Posted by: oj at April 9, 2007 6:57 PM

Silva doesn't anymore, which is the point. It's the Gary Gentry gamble. You can let a pitcher who'd possibly be marginal otherwise throw improperly because he gets guys out that way, or you fix his mechanics and pitch selection and risk him not getting guys out. With the former you at least get a couple years from him. In the case of a David Cone you even luck into many, though Sid Fernandez and Gentry himself are closer to the norm.

Mussina illustrates another principle: luck. Number studies have revealed to us the surprising role that sheer dumb lkuck plays in much of baseball.
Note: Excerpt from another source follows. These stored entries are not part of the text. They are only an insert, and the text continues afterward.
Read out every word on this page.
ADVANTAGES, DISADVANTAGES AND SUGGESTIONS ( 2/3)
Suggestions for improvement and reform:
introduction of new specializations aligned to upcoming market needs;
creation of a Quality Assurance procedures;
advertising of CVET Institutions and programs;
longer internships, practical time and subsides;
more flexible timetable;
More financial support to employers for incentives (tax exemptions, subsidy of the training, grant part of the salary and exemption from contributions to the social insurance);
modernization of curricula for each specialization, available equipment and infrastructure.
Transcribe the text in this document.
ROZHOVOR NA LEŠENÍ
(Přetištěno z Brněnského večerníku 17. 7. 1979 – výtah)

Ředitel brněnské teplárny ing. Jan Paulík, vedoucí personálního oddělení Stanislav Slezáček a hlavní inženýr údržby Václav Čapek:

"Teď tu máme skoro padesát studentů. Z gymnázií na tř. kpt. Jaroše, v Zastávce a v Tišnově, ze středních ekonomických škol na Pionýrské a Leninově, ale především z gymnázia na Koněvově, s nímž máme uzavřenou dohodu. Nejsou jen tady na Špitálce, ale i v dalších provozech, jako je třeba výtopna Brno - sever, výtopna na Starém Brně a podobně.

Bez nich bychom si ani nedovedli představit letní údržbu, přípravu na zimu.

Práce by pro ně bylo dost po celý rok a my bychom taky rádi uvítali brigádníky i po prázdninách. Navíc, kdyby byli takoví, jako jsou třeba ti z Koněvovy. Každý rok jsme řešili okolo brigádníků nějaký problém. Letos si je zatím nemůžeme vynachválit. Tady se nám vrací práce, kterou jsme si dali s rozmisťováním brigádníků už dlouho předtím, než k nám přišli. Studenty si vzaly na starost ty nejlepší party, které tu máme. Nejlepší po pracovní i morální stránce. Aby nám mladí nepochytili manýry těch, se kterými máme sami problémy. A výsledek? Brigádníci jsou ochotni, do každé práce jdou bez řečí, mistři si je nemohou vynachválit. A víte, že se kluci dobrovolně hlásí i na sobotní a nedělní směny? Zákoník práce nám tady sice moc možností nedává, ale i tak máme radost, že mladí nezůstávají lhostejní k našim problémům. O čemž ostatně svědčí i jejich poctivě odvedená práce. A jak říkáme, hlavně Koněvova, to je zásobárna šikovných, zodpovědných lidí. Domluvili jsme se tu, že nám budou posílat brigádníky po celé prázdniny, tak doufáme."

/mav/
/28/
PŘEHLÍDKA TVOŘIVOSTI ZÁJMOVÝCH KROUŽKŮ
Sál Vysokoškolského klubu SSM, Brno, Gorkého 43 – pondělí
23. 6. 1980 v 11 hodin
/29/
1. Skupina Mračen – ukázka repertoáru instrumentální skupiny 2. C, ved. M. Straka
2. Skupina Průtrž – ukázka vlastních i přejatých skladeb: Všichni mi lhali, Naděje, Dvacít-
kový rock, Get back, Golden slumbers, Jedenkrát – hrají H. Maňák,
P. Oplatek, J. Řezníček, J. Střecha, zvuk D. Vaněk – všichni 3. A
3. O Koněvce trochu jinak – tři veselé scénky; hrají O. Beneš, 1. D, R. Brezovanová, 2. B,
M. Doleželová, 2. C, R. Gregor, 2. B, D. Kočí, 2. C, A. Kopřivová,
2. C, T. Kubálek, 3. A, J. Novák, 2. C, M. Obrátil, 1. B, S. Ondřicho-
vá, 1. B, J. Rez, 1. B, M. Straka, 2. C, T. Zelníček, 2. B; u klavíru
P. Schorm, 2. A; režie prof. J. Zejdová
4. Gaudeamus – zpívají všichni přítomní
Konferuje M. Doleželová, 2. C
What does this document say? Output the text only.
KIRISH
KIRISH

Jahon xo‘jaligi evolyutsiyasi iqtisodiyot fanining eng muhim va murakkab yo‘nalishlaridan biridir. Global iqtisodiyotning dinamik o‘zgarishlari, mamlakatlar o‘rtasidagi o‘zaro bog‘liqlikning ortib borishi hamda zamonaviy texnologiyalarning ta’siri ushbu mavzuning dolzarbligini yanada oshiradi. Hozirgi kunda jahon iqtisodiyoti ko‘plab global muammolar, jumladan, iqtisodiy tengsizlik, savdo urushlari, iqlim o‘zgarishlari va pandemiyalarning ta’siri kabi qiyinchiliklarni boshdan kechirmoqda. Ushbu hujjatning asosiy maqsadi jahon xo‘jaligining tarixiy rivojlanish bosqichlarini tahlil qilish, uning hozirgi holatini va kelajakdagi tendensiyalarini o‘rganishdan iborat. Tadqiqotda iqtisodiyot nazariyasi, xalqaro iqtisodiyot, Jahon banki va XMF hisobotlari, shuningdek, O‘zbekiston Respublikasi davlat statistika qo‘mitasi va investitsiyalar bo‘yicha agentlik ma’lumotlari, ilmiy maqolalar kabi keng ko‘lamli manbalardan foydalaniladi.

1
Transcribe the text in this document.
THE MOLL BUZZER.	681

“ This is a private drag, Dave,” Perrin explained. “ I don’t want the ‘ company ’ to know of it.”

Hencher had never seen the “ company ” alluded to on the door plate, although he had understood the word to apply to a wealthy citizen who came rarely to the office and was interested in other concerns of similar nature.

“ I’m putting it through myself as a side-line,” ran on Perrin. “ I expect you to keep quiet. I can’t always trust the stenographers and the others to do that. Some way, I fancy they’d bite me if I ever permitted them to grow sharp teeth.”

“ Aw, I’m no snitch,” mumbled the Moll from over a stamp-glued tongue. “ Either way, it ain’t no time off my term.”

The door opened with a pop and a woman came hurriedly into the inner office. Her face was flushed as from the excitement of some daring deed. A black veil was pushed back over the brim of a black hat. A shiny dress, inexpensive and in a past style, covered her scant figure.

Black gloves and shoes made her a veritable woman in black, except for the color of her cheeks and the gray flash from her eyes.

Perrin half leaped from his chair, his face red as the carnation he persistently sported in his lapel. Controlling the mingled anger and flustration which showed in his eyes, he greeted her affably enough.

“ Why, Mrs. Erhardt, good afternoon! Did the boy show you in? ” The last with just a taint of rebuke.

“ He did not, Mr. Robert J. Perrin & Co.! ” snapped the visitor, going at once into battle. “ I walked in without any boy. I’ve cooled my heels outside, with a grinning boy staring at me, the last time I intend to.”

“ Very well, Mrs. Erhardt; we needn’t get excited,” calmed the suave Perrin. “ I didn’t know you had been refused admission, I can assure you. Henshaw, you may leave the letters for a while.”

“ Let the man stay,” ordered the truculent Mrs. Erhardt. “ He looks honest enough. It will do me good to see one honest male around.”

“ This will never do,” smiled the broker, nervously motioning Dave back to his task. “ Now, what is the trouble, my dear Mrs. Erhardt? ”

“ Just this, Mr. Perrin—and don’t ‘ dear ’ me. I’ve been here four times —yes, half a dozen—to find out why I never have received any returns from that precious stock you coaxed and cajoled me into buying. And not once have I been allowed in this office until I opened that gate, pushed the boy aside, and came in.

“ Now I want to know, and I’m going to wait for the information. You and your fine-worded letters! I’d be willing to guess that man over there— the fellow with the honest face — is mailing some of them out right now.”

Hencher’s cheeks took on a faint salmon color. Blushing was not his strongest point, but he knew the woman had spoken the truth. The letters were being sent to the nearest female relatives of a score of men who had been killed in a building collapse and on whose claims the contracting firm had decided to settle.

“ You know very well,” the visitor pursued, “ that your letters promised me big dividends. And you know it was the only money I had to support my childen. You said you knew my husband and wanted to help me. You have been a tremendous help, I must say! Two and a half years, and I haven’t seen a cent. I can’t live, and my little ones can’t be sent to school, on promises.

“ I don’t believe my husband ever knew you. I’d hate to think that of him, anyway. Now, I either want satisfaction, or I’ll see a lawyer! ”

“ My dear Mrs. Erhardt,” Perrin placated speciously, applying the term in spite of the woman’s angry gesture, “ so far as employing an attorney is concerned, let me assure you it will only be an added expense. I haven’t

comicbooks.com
So a mediocre hitter may have a few more hits than normal fall in and seem to have improved his hitting. Or a pitcher may follow several years of 4.50+ ERAs with a year where the ball finds guys gloves more often--due to nothing he's done--and appear to have had a good year. But, it being baseball, guys revert to the norm over time.

Posted by: oj at April 9, 2007 7:04 PM

OJ:

So they're obviously not betting you on who would actually win the East, which would seem like the bottom line, at least as far as the regular season is concerned. The way you talk about this year after year, you'd think the Red Sox would have won the division going back into perpetuity. I'd like to goad Jim into making this bet with you because I think you'd take it. Would I be right?

Posted by: Matt Murphy at April 9, 2007 7:30 PM

Of course.

The Yankees haven't won since last century.

Posted by: oj at April 9, 2007 9:48 PM

OJ:

A World Series, certainly. But the last year they didn't win the AL East was 1997. If history is any indication, your usual pattern of talking down the Yankees as opposed to the Red Sox and Blue Jays ought to end in the Yankees once again owning the division at the end of the year. What happens after that could be the subject of a different bet.

Jim would've been wise to make this bet with you over the past few seasons.

Posted by: Matt Murphy at April 9, 2007 11:29 PM

Except that serious fans are well aware how weak the team is. No one bets on Mike Mussina.

The difference between Yanks and Sox fans is the latter are quite vocal about their teams flaws while the former play make-believe, rhetorically at least.